Everybody with money in a bank in this country will be alarmed at first reading of the Reserve Bank's plan to seize some depositors' funds in the event of its failure. Events in Cyprus - where eurozone ministers are forcing Cypriot savers to share the cost of the country's bailout - have been a reminder that money in banks is not sacrosanct, no matter what depositors believe.
What depositors believe, with good reason, is that banks are too big to fail and that governments will always come to their rescue. The global financial crisis reinforced that impression almost everywhere. Even here, where the major banks remained sound, the Government hurriedly installed a deposit guarantee scheme to remove any risk to the system.

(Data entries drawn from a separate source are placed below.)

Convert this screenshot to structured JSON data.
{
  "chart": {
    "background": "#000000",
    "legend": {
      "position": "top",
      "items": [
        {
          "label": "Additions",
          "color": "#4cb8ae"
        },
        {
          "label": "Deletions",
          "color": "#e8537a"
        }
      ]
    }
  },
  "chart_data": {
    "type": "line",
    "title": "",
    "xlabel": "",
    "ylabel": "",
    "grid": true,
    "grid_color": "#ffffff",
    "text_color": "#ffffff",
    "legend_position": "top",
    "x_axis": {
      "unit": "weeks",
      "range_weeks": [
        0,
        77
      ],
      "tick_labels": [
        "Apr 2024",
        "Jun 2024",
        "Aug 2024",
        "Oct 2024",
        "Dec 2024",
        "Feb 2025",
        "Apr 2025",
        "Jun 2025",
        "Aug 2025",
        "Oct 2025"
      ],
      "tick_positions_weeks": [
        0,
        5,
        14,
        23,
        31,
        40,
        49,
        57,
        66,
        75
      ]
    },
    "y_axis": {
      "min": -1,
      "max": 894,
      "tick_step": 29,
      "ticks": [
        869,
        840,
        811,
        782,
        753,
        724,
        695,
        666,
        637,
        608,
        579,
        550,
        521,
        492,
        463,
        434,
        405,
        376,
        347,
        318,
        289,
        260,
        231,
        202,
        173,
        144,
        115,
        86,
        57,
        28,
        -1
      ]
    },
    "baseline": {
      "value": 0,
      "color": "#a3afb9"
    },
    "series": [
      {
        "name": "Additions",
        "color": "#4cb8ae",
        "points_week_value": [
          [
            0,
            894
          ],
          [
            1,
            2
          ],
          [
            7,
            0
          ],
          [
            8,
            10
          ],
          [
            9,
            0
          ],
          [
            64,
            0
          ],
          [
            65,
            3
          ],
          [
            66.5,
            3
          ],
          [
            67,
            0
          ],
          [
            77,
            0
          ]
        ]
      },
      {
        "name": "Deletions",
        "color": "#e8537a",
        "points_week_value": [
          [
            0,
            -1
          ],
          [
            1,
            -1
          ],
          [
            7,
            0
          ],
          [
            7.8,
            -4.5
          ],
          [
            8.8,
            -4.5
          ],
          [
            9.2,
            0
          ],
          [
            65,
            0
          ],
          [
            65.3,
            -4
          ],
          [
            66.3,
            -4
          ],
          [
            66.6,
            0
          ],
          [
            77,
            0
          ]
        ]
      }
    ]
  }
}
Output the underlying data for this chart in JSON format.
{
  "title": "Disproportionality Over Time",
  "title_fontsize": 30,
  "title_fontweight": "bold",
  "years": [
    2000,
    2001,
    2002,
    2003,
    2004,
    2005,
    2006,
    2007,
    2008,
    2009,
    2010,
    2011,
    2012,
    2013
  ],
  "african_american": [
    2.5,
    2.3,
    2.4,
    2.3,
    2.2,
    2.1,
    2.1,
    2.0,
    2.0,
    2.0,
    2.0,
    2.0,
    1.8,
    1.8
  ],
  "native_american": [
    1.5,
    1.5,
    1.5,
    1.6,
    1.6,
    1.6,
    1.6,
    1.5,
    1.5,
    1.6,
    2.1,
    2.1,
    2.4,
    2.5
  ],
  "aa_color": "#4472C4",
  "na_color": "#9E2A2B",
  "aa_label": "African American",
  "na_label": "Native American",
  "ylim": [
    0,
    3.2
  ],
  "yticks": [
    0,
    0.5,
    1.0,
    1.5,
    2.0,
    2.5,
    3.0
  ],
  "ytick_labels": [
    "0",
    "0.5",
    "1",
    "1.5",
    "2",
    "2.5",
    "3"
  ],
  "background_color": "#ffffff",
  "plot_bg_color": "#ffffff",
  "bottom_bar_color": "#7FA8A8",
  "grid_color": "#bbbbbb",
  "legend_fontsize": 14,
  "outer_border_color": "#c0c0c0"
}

In the wake of the crisis, banking regulators in many countries have been worrying about comfort they have given to financial institutions. Banks that know they are "too big to fail" may drift back into the reckless and careless behaviour that contributed to the crisis. New Zealand's regulator, the Reserve Bank, is proposing a novel answer.
Its policy would mean no bank is too big to fail but with depositors' funds it could be quickly recapitalised. Insolvency would be met with an "open bank resolution" by the Minister of Finance that would give a statutory manager power to confiscate enough from the bank's deposits to cover its liabilities. To avoid a run on remaining deposits the Government would probably guarantee them and, all going to plan, the bank could reopen on the next trading day.
Its shareholders' funds would be wiped out, as in any company failure, and depositors with more than a small amount in the bank, possibly $20,000, would take a "haircut". Their loss might be converted to shares in the rehabilitated bank, though that would be cold comfort to people who do not think of bank deposits as an investment in the institution, even while it is paying them interest and using their funds.
The great benefit of this idea is that depositors would start acting like investors. Just like investors in other companies, they might know nothing of a bank's business but they would be alert to commentaries and criticism of its performance. More important, the bank would know its savers are now alert to any criticism and it would take extra care to avoid it. That is the benefit depositors' liability would bring to the economy as a whole.
The benefit would be gained without any account holder taking a haircut. If banks became more cautious they would be even less likely than now to behave in a way that risks an open bank resolution.
The risk that depositors would face in the event of failure would make their deposits safer than they are in the absence of a guarantee from taxpayers.
The Government removed the guarantee as soon as it could after the crisis, but not before it had to pay out nearly $1.8 billion to depositors in South Canterbury Finance. The scale of that single call on the scheme by a non-banking institution shows how crippling it could be for the Government to insure a bank's deposits. The banks could insure depositors themselves but find it too expensive.
If a bank were to fail, the pain of personal savers would cause an outcry many times louder than any heard from finance company investors five or six years ago. That is the reason banks have enjoyed an "implicit" guarantee. This proposal would remove it.
Banks would know that none of them are too big to fail, and their depositors would be watching.